Whether a claim is barred by laches is to be determined in light of the facts of each case.  Arceneaux v. Arrington, 284 S.C. 500, 503, 327 S.E.2d 357, 358 (Ct. App. 1985).  To prove laches, a party must establish:  (1) delay, (2) unreasonable delay, and (3) prejudice.  Hallums v. Hallums, 296 S.C. 195, 199, 371 S.E.2d 525, 528 (1988).  “The court is vested with wide discretion in determining what is an unreasonable delay.”  Chambers of South Carolina, Inc. v. County Council for Lee County, 315 S.C. 418, 421, 434 S.E.2d 279, 280 (1993). 

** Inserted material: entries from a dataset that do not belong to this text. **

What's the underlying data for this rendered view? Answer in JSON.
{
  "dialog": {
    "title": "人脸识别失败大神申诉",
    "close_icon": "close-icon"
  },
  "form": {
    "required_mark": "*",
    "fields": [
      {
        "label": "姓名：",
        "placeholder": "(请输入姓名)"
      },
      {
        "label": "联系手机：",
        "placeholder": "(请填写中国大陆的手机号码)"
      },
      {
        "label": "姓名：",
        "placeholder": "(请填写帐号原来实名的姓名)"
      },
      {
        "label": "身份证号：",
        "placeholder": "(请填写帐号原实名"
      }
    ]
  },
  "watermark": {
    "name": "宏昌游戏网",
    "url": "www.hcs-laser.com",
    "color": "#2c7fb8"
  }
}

We agree with the trial court that the Rabons’ claim for specific performance is not barred by laches because the Rabons’ failure to bring this action until August of 2002 does not constitute an unreasonable delay.  The record demonstrates the Rabons believed the September 15, 1994 agreement established the terms of the settlement and, thus, the Rabons had no reason to sue for specific performance.  The Rabons continued to receive monthly annuity payments pursuant to the agreement and were under no obligation to preempt the issue.  In fact, the Rabons may have been justified in delaying any cause of action until the department breached the agreement by ceasing payments after fifteen years.  We agree with the trial court’s finding that laches does not bar the Rabons’ claim for specific performance. 

III.  Other issues

Based on our finding of no mutual mistake, we decline to reach the remaining issues:  1) the Rabons’ defense of laches; 2) the department’s claim for reformation barred by equitable estoppel; and 3) the trial court’s alleged error in finding the department precluded from reformation based on Barwick’s failure to read the agreement.

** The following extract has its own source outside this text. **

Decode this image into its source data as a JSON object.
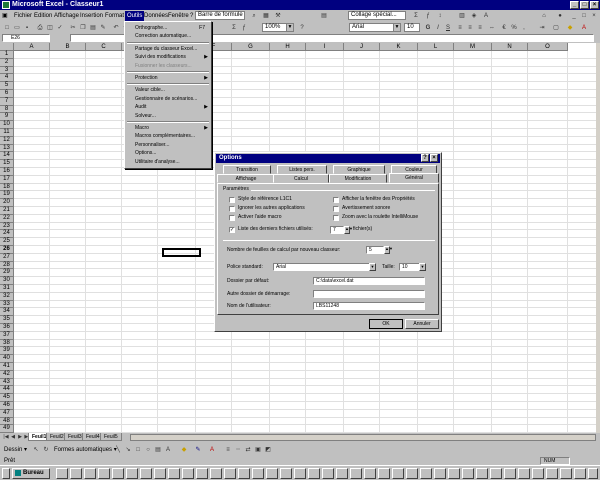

Based on the above, we find the trial court did not err in ordering the department to specifically perform the terms of the September 15, 1994 agreement.  The decision of the trial court is accordingly

AFFIRMED.

GOOLSBY, HUFF, and STILWELL, JJ., concur.


[1]  The record indicates, however, that SAFECO Life Insurance Company issued an annuity on August 23, 1994.